Nicola Giacopini, docente IUSVE – Università Salesiana di Venezia, ha portato un esempio di progettualità in via di attivazione nel comune di Tenno / Comunità Alto Garda e Ledro. Il progetto “Tenno 4.0”, supportato dalla Fondazione Deutsche Post, mira alla formazione personale e comunitaria dei giovani di Tenno e avrà una durata di 4 anni. Il progetto è una occasione preziosa per i giovani e per il luogo. L’intera comunità è così chiamata a mettere i giovani al centro dando loro fiducia, supportandone le speranze, offrendo opportunità di radicamento nel territorio ma al contempo sollecitando lo sguardo all’oltre, fuori dal territorio per alimentarlo.

PROPOSTA INTERPRETATIVA
La giornata di lavoro unita agli stimoli ricevuti nel corso dell’intero seminario, che comprende anche le testimonianze del lavoro sviluppato dai giovani nei diversi centri giovanili e culturali italiani, ci ha permesso di proporre una distinzione tra due tipi di intenzioni di lavoro con i giovani e le comunità locali: quelli che agiscono “dentro il box” delle offerte progettuali pensate dalle istituzioni/dagli adulti e quelli che si posizionano “fuori dal box”.

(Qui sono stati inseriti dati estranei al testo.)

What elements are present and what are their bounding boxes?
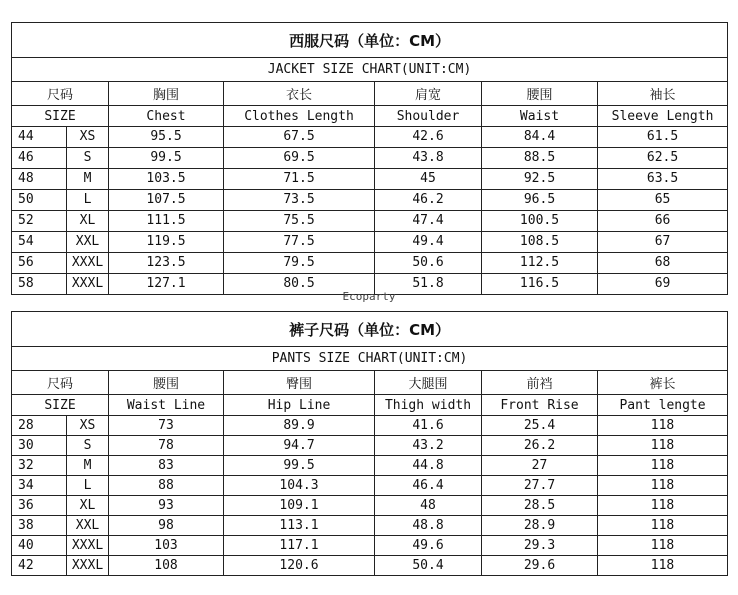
shoulder-value: 51.8 xyxy=(375,274,482,295)
size-number: 36 xyxy=(12,496,67,516)
chest-value: 103.5 xyxy=(109,169,224,190)
waist-value: 88.5 xyxy=(482,148,598,169)
thigh-width-value: 50.4 xyxy=(375,556,482,576)
chest-value: 127.1 xyxy=(109,274,224,295)
jacket-header-length: Clothes Length xyxy=(224,106,375,127)
shoulder-value: 42.6 xyxy=(375,127,482,148)
front-rise-value: 26.2 xyxy=(482,436,598,456)
pants-size-table xyxy=(11,311,728,576)
pant-length-value: 118 xyxy=(598,416,728,436)
chest-value: 95.5 xyxy=(109,127,224,148)
size-letter: S xyxy=(67,436,109,456)
thigh-width-value: 48 xyxy=(375,496,482,516)
table-row xyxy=(12,556,728,576)
jacket-table-title: 西服尺码（单位：CM） xyxy=(12,23,728,58)
front-rise-value: 28.9 xyxy=(482,516,598,536)
sleeve-length-value: 69 xyxy=(598,274,728,295)
sleeve-length-value: 63.5 xyxy=(598,169,728,190)
thigh-width-value: 43.2 xyxy=(375,436,482,456)
pant-length-value: 118 xyxy=(598,496,728,516)
sleeve-length-value: 68 xyxy=(598,253,728,274)
front-rise-value: 29.6 xyxy=(482,556,598,576)
size-number: 54 xyxy=(12,232,67,253)
jacket-header-length-zh: 衣长 xyxy=(224,82,375,106)
jacket-header-waist-zh: 腰围 xyxy=(482,82,598,106)
pants-header-size-zh: 尺码 xyxy=(12,371,109,395)
table-row xyxy=(12,232,728,253)
size-letter: XL xyxy=(67,496,109,516)
shoulder-value: 43.8 xyxy=(375,148,482,169)
size-number: 40 xyxy=(12,536,67,556)
size-letter: XXXL xyxy=(67,536,109,556)
pant-length-value: 118 xyxy=(598,536,728,556)
jacket-header-shoulder: Shoulder xyxy=(375,106,482,127)
jacket-header-sleeve-zh: 袖长 xyxy=(598,82,728,106)
front-rise-value: 27.7 xyxy=(482,476,598,496)
waist-value: 112.5 xyxy=(482,253,598,274)
waist-value: 116.5 xyxy=(482,274,598,295)
table-row xyxy=(12,436,728,456)
clothes-length-value: 79.5 xyxy=(224,253,375,274)
size-number: 48 xyxy=(12,169,67,190)
chest-value: 99.5 xyxy=(109,148,224,169)
jacket-header-sleeve: Sleeve Length xyxy=(598,106,728,127)
pant-length-value: 118 xyxy=(598,436,728,456)
chest-value: 107.5 xyxy=(109,190,224,211)
pant-length-value: 118 xyxy=(598,556,728,576)
pant-length-value: 118 xyxy=(598,516,728,536)
size-number: 32 xyxy=(12,456,67,476)
size-number: 28 xyxy=(12,416,67,436)
table-row xyxy=(12,190,728,211)
size-letter: XXXL xyxy=(67,556,109,576)
hip-line-value: 109.1 xyxy=(224,496,375,516)
pants-header-thigh-zh: 大腿围 xyxy=(375,371,482,395)
table-row xyxy=(12,127,728,148)
thigh-width-value: 44.8 xyxy=(375,456,482,476)
size-number: 50 xyxy=(12,190,67,211)
waist-line-value: 73 xyxy=(109,416,224,436)
shoulder-value: 50.6 xyxy=(375,253,482,274)
pant-length-value: 118 xyxy=(598,456,728,476)
front-rise-value: 29.3 xyxy=(482,536,598,556)
table-row xyxy=(12,169,728,190)
pants-header-length: Pant lengte xyxy=(598,395,728,416)
sleeve-length-value: 62.5 xyxy=(598,148,728,169)
waist-line-value: 83 xyxy=(109,456,224,476)
table-row xyxy=(12,253,728,274)
jacket-header-size: SIZE xyxy=(12,106,109,127)
hip-line-value: 99.5 xyxy=(224,456,375,476)
size-letter: M xyxy=(67,169,109,190)
chest-value: 119.5 xyxy=(109,232,224,253)
size-letter: XXL xyxy=(67,232,109,253)
sleeve-length-value: 65 xyxy=(598,190,728,211)
pants-header-hip-zh: 臀围 xyxy=(224,371,375,395)
size-letter: M xyxy=(67,456,109,476)
jacket-size-table xyxy=(11,22,728,295)
pants-table-title: 裤子尺码（单位：CM） xyxy=(12,312,728,347)
pants-chart-title: PANTS SIZE CHART(UNIT:CM) xyxy=(12,347,728,371)
size-number: 38 xyxy=(12,516,67,536)
shoulder-value: 46.2 xyxy=(375,190,482,211)
size-letter: XXXL xyxy=(67,253,109,274)
size-number: 30 xyxy=(12,436,67,456)
clothes-length-value: 71.5 xyxy=(224,169,375,190)
front-rise-value: 25.4 xyxy=(482,416,598,436)
jacket-header-chest: Chest xyxy=(109,106,224,127)
size-number: 46 xyxy=(12,148,67,169)
hip-line-value: 117.1 xyxy=(224,536,375,556)
waist-line-value: 103 xyxy=(109,536,224,556)
clothes-length-value: 69.5 xyxy=(224,148,375,169)
waist-value: 92.5 xyxy=(482,169,598,190)
size-number: 58 xyxy=(12,274,67,295)
clothes-length-value: 80.5 xyxy=(224,274,375,295)
waist-line-value: 98 xyxy=(109,516,224,536)
jacket-header-chest-zh: 胸围 xyxy=(109,82,224,106)
size-number: 42 xyxy=(12,556,67,576)
pants-header-rise-zh: 前裆 xyxy=(482,371,598,395)
size-number: 44 xyxy=(12,127,67,148)
pants-header-waist-zh: 腰围 xyxy=(109,371,224,395)
hip-line-value: 104.3 xyxy=(224,476,375,496)
shoulder-value: 45 xyxy=(375,169,482,190)
pants-header-thigh: Thigh width xyxy=(375,395,482,416)
clothes-length-value: 73.5 xyxy=(224,190,375,211)
thigh-width-value: 41.6 xyxy=(375,416,482,436)
table-row xyxy=(12,516,728,536)
hip-line-value: 113.1 xyxy=(224,516,375,536)
chest-value: 123.5 xyxy=(109,253,224,274)
hip-line-value: 89.9 xyxy=(224,416,375,436)
sleeve-length-value: 67 xyxy=(598,232,728,253)
front-rise-value: 28.5 xyxy=(482,496,598,516)
size-letter: XS xyxy=(67,416,109,436)
thigh-width-value: 46.4 xyxy=(375,476,482,496)
jacket-header-shoulder-zh: 肩宽 xyxy=(375,82,482,106)
size-letter: XL xyxy=(67,211,109,232)
jacket-header-waist: Waist xyxy=(482,106,598,127)
thigh-width-value: 48.8 xyxy=(375,516,482,536)
size-letter: XXL xyxy=(67,516,109,536)
clothes-length-value: 75.5 xyxy=(224,211,375,232)
pants-header-rise: Front Rise xyxy=(482,395,598,416)
sleeve-length-value: 66 xyxy=(598,211,728,232)
hip-line-value: 94.7 xyxy=(224,436,375,456)
table-row xyxy=(12,496,728,516)
hip-line-value: 120.6 xyxy=(224,556,375,576)
jacket-header-size-zh: 尺码 xyxy=(12,82,109,106)
waist-value: 100.5 xyxy=(482,211,598,232)
table-row xyxy=(12,476,728,496)
shoulder-value: 49.4 xyxy=(375,232,482,253)
waist-line-value: 88 xyxy=(109,476,224,496)
table-row xyxy=(12,148,728,169)
thigh-width-value: 49.6 xyxy=(375,536,482,556)
pant-length-value: 118 xyxy=(598,476,728,496)
waist-value: 108.5 xyxy=(482,232,598,253)
jacket-chart-title: JACKET SIZE CHART(UNIT:CM) xyxy=(12,58,728,82)
chest-value: 111.5 xyxy=(109,211,224,232)
waist-line-value: 78 xyxy=(109,436,224,456)
table-row xyxy=(12,416,728,436)
clothes-length-value: 67.5 xyxy=(224,127,375,148)
size-number: 34 xyxy=(12,476,67,496)
size-letter: L xyxy=(67,190,109,211)
pants-header-length-zh: 裤长 xyxy=(598,371,728,395)
front-rise-value: 27 xyxy=(482,456,598,476)
size-letter: XS xyxy=(67,127,109,148)
size-letter: XXXL xyxy=(67,274,109,295)
table-row xyxy=(12,211,728,232)
waist-value: 96.5 xyxy=(482,190,598,211)
waist-line-value: 93 xyxy=(109,496,224,516)
waist-line-value: 108 xyxy=(109,556,224,576)
clothes-length-value: 77.5 xyxy=(224,232,375,253)
waist-value: 84.4 xyxy=(482,127,598,148)
size-number: 56 xyxy=(12,253,67,274)
pants-header-size: SIZE xyxy=(12,395,109,416)
size-number: 52 xyxy=(12,211,67,232)
pants-header-waist: Waist Line xyxy=(109,395,224,416)
pants-header-hip: Hip Line xyxy=(224,395,375,416)
table-row xyxy=(12,536,728,556)
size-letter: S xyxy=(67,148,109,169)
shoulder-value: 47.4 xyxy=(375,211,482,232)
sleeve-length-value: 61.5 xyxy=(598,127,728,148)
size-letter: L xyxy=(67,476,109,496)
watermark: Ecoparty xyxy=(342,290,396,303)
table-row xyxy=(12,456,728,476)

Dentro al box” si possono includere le ricerche-azioni e le progettualità che partono da una cornice istutuzionale e all’interno di essa contribuiscono a dar vita a qualcosa di molto sperimentale. Spazi e azioni con un impianto metodologico molto rigoroso, in cui è chiara l’impronta di scelte politiche consapevoli che hanno permesso di mettere in gioco capacità, propensioni, talenti, esperienze con i giovani come protagonisti attivi.

“Fuori dal box” si situano invece quelle azioni, progetti e pensieri nati da combinazioni situate e casuali, determinate maggiormente da specifiche intuizioni. Qui possiamo ricomprendere tutto ciò che in qualche modo permette di cogliere le evoluzioni più recenti della sensibilità rispetto ai problemi, ai talenti e rispetto alle sperimentazioni non promosse dall’intervento pubblico. Ma queste cornici ancora una volta, forse proprio per il tipo di tema di cui si occupano, i giovani, sono permeabili, non rigide. È importante pertanto comprendere e indagare le comunità in cui si inseriscono i vari progetti, per comprendere cosa alimenti e confermi la loro efficacia.